Monitor All Windows Services on multiple Servers and Recover
I am looking for a way to be able to create a monitor that will monitor All Servers for a Stopped Service set to Automatic. I would also like for it to be able to Re-Start the Stopped Service Automatically. Surely SCOM can do this, as we are moving to SCOM 2007 from Argent Guardian, and Argent has this ability. I know about the Basic Service Monitor, but this would require me to create 100 monitors which is ludacris. I did have a script that worked in SCOM 2007 SP1 that MONITORED ALL SERVICES on ALL SERVERS but was not able to include the Auto-Recovery needs. The script is below, IT DOES NOT WORK IN R2 for Unknown Reasons... Any help would be greatly appreciated!
OLD SCRIPT (No Longer working in R2):
' Monitor if automatic process is not running
Dim oAPI, oBag
Set oAPI = CreateObject("MOM.ScriptAPI")
Set oBag = oAPI.CreatePropertyBag()
Set objFSO = CreateObject("Scripting.FileSystemObject")
strComputer = "."
Set objWMIService = GetObject("winmgmts:" _
& "{impersonationLevel=impersonate}!\\" & strComputer & "\root
\cimv2")
Set colListOfServices = objWMIService.ExecQuery _
("Select * from Win32_Service Where StartMode = 'Auto'")

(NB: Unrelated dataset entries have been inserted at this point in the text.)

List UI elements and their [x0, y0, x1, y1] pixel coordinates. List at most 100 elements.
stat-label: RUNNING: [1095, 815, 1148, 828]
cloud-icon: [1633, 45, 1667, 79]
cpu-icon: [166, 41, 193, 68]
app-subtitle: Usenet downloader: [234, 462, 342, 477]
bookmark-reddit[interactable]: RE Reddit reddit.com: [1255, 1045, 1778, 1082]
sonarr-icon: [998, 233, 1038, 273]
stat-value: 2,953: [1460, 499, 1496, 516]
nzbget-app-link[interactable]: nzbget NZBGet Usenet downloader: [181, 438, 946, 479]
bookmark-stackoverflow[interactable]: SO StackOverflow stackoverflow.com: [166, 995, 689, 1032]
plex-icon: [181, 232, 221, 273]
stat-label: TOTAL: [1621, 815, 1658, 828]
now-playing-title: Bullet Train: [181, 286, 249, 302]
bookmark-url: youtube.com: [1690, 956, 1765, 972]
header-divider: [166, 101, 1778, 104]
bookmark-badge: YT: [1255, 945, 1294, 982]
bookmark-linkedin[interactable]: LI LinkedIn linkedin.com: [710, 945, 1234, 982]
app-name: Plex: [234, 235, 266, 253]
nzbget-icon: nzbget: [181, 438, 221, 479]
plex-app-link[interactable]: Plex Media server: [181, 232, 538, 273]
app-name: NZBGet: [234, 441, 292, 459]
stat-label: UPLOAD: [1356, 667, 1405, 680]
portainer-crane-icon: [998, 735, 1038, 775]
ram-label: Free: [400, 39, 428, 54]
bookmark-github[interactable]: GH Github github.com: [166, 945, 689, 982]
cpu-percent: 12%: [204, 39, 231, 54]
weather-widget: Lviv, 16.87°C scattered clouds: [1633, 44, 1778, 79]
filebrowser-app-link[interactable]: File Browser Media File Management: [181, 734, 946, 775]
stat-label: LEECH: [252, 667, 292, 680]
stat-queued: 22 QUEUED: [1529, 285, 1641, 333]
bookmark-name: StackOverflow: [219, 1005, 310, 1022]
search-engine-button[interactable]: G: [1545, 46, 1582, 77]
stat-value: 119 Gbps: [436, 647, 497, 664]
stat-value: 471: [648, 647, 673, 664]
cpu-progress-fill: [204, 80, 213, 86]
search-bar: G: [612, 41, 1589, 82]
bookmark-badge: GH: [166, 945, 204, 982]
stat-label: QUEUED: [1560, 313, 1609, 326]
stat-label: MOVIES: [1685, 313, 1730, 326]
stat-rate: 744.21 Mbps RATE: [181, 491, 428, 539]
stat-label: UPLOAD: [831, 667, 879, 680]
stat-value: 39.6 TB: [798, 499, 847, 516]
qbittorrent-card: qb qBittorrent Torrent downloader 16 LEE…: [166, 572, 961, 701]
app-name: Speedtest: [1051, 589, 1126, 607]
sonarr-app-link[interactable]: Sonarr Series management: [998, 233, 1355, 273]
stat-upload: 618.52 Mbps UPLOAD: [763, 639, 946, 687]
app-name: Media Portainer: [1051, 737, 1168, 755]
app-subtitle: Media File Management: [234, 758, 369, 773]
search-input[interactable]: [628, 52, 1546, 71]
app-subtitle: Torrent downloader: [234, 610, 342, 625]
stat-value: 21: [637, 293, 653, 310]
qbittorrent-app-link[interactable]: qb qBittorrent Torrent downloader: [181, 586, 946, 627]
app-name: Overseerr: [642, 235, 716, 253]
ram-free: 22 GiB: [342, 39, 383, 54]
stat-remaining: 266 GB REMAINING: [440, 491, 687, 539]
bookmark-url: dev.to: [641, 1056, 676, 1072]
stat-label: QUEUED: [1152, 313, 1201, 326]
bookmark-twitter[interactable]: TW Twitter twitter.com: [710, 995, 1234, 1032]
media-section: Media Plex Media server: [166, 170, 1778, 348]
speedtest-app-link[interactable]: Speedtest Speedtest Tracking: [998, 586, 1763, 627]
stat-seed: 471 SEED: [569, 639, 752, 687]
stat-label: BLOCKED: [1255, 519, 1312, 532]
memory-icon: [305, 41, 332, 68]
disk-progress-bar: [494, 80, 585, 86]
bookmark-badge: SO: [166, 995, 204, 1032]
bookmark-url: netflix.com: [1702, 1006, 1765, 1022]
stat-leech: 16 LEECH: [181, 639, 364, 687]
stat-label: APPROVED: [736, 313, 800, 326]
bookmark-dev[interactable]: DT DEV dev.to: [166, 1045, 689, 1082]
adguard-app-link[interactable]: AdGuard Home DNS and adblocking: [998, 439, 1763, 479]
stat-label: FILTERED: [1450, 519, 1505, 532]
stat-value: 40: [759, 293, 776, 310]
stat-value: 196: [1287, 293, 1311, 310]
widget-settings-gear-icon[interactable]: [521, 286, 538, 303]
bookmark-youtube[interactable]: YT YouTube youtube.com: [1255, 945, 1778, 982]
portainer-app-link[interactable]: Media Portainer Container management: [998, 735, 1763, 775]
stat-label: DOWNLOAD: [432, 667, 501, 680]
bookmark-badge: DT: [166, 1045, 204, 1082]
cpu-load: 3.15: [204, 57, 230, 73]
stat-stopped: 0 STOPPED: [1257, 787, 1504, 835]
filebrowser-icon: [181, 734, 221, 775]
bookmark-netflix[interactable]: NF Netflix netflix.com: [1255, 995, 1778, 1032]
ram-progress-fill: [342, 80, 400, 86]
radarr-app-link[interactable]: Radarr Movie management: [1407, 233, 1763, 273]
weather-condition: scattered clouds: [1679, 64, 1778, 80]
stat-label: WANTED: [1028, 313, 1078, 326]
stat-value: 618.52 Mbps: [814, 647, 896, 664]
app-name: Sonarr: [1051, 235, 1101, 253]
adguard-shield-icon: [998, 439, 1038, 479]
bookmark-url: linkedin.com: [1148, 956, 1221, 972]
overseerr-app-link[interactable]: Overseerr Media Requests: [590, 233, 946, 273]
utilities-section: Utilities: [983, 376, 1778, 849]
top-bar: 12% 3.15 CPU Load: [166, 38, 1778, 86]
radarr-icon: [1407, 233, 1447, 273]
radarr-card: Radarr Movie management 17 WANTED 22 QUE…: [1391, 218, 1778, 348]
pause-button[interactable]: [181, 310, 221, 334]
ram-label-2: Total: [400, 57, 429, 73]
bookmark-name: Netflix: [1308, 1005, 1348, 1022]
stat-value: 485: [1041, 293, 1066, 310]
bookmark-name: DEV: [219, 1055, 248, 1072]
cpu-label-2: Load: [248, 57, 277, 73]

For Each objService in colListOfServices
If Not objService.Started = True Then
strDesc = "Service " & objService.Caption & " is not running!"
Call oBag.AddValue("Description", strDesc)
Call oBag.AddValue("State", "BAD")
Else
Call oBag.AddValue("State", "GOOD")
End If
September 8th, 2009 8:32pm
Hi,
Have you seen the management pack
template for
service monitoring? In the top of the navigation tree in the authoring
workspace? If you create service monitoring with that one it will
automatic
discover all machines running the server and start monitor them. But of
course,
if you want to monitor all services on all machines and restart them
too, a
script might be easier.
Your script, does it work outside of
Ops
Mgr?
--
Anders
Bengtsson
Microsoft MVP -
Operations Manager
www.contoso.se
September 9th, 2009 8:02am
Im really looking for a set it forget it type scripte resolution that will monitor all services on all machines and restart them. This script took care of the monitor all services on all machines part before upgrading to R2. As for it working outside of OpsMgr I have no idea how to test that. I didnt write this script, I was given it from another source.
-Dan
September 9th, 2009 12:59pm
Hi Dan,
in terms of testing the script, copy the script to a server, call it test.vbs, then from command prompt type: cscript c:\test.vbs (or wherever you saved it).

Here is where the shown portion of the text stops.